Compartilhando por aqui, meu texto premiado com o segundo lugar, na categoria Prosa, do I Concurso Literário do Servidor Público do estado da Bahia.

                                      Vestido de Noiva

Era uma tarde de quarta-feira, mês de maio. Final das águas de março, que retardavam sua ida nos chuviscos repentinos. No corre-corre dos camelôs para salvar as mercadorias e dos passos miúdos de colegiais com livros encostados ao peito, como para proteger as lições dos pingos que iam se encorpando, lá estava ela!  Indiferente aos gritos, tropeços e aos imprevistos provocados pela chuva. Pedra no caminho dos que tentavam a muita custa não se molhar.
Detinha-se Maria em frente as vitrines. E assim ficava horas. Do outro lado, ostentava-se o objeto de admiração, para o qual convergiam todos os seus sentidos, a esquecer do mundo a sua volta, e a provocar mudanças de rota, para as pessoas que, no corre-corre do comércio, se deparavam com aquela estátua humana em seu caminho, imóvel, a fitar vitrines. Lá estava ele! O vestido de noiva! E Maria ficava a degustar aquela visão perturbadora, quebrada apenas pelos berros da filha : Vamos, mamãe!

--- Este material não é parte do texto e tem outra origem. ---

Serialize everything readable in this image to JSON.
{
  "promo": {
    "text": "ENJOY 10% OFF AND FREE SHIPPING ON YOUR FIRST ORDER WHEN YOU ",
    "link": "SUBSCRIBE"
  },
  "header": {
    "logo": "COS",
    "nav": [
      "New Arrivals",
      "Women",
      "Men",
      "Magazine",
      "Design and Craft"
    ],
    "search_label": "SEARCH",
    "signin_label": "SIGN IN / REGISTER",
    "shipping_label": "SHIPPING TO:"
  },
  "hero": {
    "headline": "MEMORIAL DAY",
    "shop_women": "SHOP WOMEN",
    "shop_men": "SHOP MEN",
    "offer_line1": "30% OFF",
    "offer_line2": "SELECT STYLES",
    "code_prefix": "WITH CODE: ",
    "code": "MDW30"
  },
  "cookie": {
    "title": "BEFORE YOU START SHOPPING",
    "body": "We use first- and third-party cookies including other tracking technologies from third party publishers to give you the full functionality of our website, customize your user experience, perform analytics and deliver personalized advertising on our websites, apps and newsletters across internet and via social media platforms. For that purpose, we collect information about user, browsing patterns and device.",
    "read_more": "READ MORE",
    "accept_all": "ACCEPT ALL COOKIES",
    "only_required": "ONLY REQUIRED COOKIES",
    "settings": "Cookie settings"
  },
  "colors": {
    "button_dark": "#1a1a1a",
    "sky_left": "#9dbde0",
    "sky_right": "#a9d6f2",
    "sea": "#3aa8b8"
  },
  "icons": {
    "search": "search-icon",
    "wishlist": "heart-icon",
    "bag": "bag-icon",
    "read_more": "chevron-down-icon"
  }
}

As filhas... Sonhava Maria com o momento, em que o vestido não flutuaria mais sozinho, como em tantos outros sonhos, mas em que ele se colaria ao corpo de suas filhas, para serem arrancados apenas pelos noivos, na noite de núpcias. E suas filhas, pensava, eram suas esperanças. E Maria lembrava, do seu próprio casamento, escondido dos pais, em uma outra cidade, naquela capela encravada na gruta; ponto turístico e local de encontro de romeiros. Mas, de desencontros dos desejos mais íntimos de Maria. Dele e de muitas mulheres: o véu, a música, os passos miúdos, os cochichos entre os convidados, os olhares para a noiva. No seu casamento, apenas ela, o namorado (ou noivo?), as testemunhas e os gestos e palavras mecanizadas do padre. Pelo menos era assim que ficara eternizado aquele momento, em sua memória. Apesar do marido, efusivo, lembrar que o sol estava se pondo e que os raios dourados adornavam seu cabelo. Que o céu e o dia estavam muito azuis, que as andorinhas se multiplicaram e que mensagens de boas novas pareciam surgir dos quatro cantos. Na estrada de chão, na gruta da Lapa, no canto e na prece dos romeiros, nas crianças que cruzavam o seu caminho...

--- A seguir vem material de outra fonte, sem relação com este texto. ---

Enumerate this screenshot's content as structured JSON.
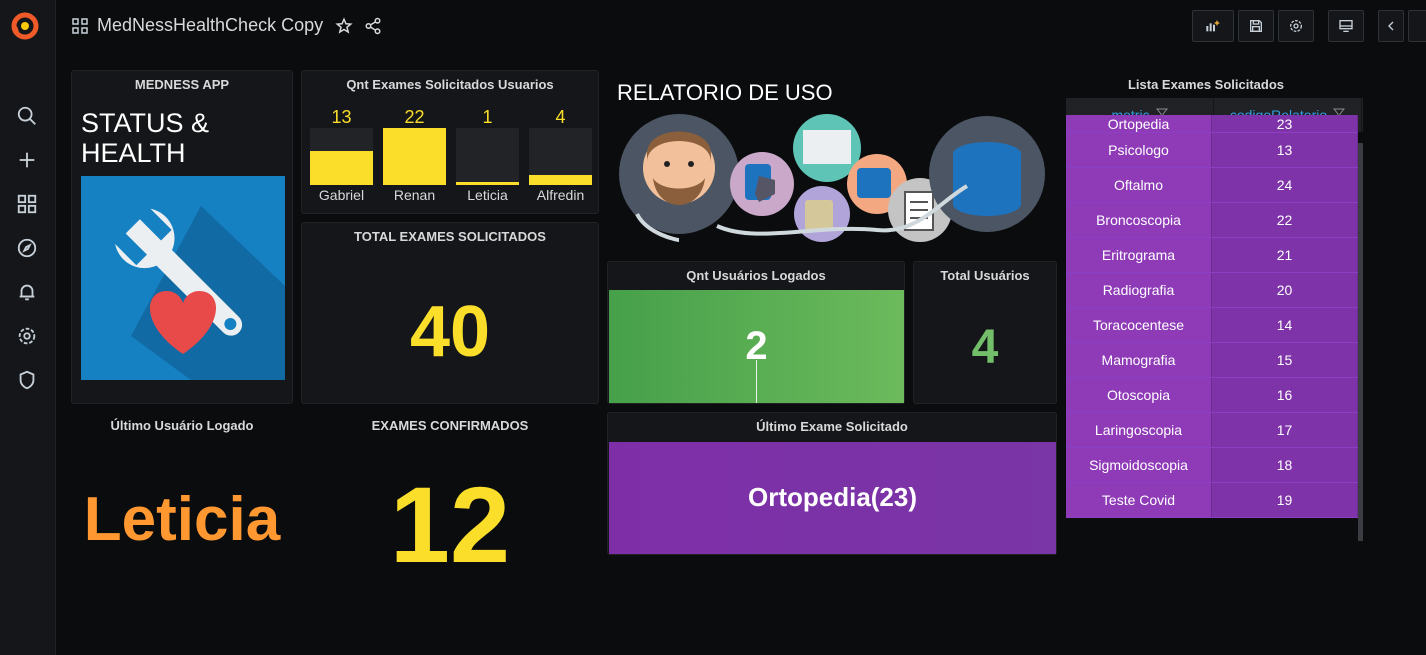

E assim cresceram suas duas filhas, sem saber que eram acalentadas por aquele secreto desejo, apesar de sentirem que alguma coisa estranha acontecia com a  mãe, quando se deparavam com aquelas vitrines, tão ornamentadas nos meses de maio. E foi em maio que nasceu Maria. Nem no começo, nem no fim, mas exatamente no meio do mês das noivas. Como uma premonição, uma promessa, uma escolhida. Se chamava Maria, nascera em maio e se casara em uma gruta. E por que então o destino lhe negara, um direito que a natureza lhe concedera?
Uma das filhas de Maria, preferiu um desses casamentos modernos, em que se acreditava mais na força da palavra, do que nos papéis do cartório e no “Marido e Mulher” do padre. Agora só restava a outra filha. Ou não restava, porque esta, já grávida e enjoada de tanta badalação, preferiu se acotovelar nos corredores do fórum, e se casar apenas no civil. Ou talvez nem tivesse preferido, mas optado pelo caminho mais prático e econômico, de regularizar a situação, antes da visita da cegonha.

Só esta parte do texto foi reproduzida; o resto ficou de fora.